Identification of biomarkers for the diagnosis and treatment of primary colorectal cancer based on microarray technology

Transl Cancer Res. 2020 May;9(5):3453-3467. doi: 10.21037/tcr-19-2290.

Abstract

Background: Primary colorectal cancer (PCRC) is one of the most common malignant tumors in clinic, and is characterized by high heterogeneity occurring between tumors and intracellularly. Therefore, this study aimed to explore potential gene targets for the diagnosis and treatment of PCRC via bioinformatic technology.

Methods: Gene Expression Omnibus (GEO) was used to download the data used in this study. Differently expressed genes (DEGs) were identified with GEO2R, and the gene set enrichment analysis (GSEA) was implemented for enrichment analysis. Then, the researchers constructed a protein-protein interaction (PPI) network, a significant module, and a hub genes network.

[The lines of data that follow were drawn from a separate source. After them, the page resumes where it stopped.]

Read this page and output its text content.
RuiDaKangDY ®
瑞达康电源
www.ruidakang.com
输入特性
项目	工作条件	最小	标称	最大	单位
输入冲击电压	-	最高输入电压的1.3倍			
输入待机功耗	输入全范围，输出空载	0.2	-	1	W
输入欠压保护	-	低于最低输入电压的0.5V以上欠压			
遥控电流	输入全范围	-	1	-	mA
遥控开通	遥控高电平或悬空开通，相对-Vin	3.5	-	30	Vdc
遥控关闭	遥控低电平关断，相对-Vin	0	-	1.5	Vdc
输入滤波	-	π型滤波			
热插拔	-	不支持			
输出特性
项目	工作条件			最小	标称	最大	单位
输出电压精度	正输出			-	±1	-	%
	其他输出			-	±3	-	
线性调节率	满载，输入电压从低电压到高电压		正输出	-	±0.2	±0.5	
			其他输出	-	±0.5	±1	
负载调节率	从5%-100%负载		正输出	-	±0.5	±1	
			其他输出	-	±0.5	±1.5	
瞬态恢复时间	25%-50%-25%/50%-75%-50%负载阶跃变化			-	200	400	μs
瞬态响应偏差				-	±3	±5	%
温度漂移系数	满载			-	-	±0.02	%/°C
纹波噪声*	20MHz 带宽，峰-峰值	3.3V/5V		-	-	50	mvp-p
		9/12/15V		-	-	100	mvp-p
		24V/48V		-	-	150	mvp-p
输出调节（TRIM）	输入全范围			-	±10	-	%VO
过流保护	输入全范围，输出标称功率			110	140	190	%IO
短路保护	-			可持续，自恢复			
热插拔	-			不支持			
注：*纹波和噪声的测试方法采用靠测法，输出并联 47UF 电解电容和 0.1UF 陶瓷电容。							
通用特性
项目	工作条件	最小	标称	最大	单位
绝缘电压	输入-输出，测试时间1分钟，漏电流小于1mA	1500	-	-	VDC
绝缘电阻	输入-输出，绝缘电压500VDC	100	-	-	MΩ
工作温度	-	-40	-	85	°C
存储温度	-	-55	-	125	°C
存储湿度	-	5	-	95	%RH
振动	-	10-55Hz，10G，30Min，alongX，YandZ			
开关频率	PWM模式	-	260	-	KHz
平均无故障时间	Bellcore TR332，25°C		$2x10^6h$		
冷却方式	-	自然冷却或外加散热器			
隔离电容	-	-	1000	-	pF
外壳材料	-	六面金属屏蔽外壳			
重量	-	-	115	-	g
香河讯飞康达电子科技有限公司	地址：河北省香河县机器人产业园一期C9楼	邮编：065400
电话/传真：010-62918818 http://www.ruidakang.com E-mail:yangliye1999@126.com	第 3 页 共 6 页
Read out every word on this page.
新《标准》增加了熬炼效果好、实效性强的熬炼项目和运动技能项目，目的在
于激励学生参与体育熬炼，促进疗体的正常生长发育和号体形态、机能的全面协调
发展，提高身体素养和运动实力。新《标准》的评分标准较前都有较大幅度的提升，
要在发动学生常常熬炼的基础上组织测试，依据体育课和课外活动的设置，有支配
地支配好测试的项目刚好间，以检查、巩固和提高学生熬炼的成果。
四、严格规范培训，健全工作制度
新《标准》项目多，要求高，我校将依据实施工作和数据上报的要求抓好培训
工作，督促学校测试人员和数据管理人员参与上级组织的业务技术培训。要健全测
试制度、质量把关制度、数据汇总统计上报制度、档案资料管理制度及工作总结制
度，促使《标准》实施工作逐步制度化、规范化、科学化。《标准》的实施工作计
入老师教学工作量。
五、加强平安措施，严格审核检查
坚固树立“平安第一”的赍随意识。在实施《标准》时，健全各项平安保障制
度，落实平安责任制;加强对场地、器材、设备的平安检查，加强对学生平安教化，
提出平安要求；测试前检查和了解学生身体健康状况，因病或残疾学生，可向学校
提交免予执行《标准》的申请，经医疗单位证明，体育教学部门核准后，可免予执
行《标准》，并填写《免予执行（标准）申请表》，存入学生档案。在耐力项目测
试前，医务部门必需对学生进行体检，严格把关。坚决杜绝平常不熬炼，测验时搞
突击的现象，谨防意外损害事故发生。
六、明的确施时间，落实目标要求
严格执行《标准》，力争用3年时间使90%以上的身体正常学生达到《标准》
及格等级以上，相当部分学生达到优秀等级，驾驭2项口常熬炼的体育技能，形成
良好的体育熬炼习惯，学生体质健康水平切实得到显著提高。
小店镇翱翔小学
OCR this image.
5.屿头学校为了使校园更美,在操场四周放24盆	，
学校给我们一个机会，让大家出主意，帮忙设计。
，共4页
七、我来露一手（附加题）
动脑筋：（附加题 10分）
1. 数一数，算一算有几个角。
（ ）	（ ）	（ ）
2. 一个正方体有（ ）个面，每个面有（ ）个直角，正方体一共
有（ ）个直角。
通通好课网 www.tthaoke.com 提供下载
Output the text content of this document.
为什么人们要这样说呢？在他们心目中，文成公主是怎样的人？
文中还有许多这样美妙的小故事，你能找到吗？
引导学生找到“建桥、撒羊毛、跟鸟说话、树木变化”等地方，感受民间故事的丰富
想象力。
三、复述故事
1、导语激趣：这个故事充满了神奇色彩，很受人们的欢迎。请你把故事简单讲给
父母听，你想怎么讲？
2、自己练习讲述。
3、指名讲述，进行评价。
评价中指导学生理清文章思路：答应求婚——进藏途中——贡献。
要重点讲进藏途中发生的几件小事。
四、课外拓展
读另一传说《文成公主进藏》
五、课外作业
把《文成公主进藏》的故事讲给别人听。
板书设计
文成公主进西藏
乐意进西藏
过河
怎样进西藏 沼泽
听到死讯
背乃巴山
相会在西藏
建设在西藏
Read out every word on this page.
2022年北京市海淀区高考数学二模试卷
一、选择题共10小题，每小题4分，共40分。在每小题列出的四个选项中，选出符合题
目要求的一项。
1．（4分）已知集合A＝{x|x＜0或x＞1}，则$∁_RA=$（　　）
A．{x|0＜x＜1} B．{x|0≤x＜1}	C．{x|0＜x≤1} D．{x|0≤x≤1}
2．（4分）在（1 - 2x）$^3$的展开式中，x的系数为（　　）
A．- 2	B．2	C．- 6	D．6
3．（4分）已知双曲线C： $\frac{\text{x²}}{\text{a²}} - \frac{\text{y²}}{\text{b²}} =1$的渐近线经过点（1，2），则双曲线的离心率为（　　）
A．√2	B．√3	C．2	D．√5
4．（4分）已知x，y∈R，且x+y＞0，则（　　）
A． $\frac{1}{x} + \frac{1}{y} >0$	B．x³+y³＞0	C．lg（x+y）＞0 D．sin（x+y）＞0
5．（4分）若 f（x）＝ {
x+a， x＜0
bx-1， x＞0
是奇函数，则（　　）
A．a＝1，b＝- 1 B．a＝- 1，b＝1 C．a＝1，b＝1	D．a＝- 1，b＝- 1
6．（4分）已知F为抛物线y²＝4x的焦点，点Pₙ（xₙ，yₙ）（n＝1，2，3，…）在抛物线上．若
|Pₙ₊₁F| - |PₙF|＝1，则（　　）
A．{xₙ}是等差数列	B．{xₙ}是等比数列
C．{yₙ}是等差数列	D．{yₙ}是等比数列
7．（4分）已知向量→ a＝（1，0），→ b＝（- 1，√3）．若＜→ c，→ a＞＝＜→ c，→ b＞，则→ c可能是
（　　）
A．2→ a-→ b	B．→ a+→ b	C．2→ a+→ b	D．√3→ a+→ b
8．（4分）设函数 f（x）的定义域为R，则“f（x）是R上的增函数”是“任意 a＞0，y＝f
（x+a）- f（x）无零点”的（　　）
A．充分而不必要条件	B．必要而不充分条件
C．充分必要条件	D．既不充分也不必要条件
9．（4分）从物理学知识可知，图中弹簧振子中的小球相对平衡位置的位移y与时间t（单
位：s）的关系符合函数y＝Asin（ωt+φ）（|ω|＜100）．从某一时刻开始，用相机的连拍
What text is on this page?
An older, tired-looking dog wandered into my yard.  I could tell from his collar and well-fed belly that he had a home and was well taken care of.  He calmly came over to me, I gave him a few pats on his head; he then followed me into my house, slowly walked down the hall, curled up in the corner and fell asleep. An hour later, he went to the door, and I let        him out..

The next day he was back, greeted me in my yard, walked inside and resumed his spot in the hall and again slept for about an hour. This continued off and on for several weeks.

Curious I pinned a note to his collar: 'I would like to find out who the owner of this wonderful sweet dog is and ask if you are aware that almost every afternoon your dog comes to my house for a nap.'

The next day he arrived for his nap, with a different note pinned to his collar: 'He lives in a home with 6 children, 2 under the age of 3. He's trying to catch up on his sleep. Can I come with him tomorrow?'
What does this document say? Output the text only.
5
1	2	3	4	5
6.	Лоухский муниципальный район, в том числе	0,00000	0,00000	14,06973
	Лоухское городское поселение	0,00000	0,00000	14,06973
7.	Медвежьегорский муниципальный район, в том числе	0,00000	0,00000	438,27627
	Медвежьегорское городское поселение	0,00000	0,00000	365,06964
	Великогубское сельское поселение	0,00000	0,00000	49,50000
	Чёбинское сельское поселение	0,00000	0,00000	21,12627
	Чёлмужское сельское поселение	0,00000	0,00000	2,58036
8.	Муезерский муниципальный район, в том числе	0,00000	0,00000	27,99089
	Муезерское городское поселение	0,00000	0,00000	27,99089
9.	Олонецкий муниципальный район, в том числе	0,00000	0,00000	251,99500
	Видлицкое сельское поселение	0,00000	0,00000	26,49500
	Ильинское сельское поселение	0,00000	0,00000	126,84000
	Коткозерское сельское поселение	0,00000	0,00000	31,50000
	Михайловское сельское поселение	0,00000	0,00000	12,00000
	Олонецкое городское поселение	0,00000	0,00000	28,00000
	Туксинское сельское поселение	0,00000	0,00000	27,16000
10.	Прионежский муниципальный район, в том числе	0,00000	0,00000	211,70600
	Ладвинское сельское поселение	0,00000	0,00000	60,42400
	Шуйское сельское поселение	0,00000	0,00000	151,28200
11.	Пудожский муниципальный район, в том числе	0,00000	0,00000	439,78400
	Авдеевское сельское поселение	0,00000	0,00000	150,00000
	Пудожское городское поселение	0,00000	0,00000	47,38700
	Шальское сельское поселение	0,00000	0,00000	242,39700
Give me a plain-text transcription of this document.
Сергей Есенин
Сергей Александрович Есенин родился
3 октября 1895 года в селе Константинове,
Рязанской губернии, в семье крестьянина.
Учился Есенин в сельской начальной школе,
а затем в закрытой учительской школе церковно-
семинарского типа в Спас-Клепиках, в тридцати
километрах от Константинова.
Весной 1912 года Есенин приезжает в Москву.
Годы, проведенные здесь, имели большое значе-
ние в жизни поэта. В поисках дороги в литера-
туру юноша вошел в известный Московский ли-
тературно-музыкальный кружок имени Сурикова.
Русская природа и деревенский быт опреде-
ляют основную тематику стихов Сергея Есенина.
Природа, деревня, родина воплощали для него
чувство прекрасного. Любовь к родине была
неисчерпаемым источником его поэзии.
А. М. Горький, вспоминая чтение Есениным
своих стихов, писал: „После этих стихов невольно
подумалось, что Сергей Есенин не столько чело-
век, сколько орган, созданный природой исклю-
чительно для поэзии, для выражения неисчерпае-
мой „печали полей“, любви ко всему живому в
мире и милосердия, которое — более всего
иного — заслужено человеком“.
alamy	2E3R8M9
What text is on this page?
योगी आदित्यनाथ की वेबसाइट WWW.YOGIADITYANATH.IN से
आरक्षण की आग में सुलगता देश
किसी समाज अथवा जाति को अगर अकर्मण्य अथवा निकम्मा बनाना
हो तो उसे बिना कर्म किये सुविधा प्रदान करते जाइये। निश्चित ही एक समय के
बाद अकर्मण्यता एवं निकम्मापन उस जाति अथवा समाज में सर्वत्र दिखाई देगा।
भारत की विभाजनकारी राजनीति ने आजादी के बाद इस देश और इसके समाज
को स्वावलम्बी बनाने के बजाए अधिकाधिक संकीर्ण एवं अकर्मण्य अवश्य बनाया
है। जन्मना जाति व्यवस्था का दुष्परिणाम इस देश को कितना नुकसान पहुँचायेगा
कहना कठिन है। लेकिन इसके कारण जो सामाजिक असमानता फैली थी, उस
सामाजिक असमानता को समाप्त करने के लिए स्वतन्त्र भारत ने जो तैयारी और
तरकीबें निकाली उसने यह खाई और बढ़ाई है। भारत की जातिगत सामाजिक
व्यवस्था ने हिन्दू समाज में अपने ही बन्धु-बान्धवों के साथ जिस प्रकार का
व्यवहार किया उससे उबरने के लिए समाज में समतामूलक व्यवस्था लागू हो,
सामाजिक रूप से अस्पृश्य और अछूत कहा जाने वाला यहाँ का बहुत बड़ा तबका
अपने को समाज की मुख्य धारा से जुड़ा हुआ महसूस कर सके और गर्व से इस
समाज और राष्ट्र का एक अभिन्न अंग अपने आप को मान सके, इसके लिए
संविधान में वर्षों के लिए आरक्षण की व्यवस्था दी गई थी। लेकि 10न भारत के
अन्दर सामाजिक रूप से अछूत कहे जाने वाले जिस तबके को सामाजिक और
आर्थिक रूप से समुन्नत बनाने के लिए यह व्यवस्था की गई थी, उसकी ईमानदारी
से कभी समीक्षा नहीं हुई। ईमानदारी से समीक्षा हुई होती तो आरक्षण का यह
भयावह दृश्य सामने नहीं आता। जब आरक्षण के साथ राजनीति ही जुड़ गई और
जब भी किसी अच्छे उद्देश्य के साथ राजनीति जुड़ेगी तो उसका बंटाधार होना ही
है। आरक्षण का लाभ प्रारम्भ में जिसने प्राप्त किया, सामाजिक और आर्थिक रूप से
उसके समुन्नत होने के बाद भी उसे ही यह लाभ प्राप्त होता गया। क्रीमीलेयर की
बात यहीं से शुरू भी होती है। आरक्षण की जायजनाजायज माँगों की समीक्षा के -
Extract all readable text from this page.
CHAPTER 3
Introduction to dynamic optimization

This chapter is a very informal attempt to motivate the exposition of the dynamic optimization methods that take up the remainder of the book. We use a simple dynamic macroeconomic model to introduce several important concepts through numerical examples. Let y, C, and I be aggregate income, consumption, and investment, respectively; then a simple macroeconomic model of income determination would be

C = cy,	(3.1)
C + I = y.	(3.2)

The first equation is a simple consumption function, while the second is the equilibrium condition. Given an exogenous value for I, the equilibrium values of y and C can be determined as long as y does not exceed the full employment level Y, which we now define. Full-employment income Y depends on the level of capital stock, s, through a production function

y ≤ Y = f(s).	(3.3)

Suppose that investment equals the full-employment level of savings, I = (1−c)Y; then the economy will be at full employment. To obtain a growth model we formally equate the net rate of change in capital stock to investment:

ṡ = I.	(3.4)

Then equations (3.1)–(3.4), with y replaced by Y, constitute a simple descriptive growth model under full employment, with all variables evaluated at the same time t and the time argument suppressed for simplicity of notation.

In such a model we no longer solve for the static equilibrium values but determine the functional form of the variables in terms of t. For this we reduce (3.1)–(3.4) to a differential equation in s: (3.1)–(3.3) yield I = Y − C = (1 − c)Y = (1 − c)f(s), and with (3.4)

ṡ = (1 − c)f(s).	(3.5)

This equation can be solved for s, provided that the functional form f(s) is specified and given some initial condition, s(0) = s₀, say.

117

Results: The GSE81558 dataset was downloaded, and a total of 97 DEGs were found. There were 23 up-regulated DEGs and 74 down-regulated DEGs in the PCRC samples, compared with the control group. The PPI network included a total of 42 nodes and 63 edges. One module network consisted of 11 nodes and 25 edges. Another module network consisted of 4 nodes and 6 edges. The hub genes network was created by cytoHubba using GCG, GUCA2B, CLCA4, ZG16, TMIGD1, GUCA2A, CHGA, PYY, SST, and MS4A12.

Conclusions: Ten hub genes were found from the genomic samples of patients with PCRC and normal controls by bioinformatics analysis. The hub genes might provide novel ideas and evidence for the diagnosis and targeted therapy of PCRC.

Keywords: Primary colorectal cancer (PCRC); differentially expressed genes; gene set enrichment analysis (GSEA); hub genes.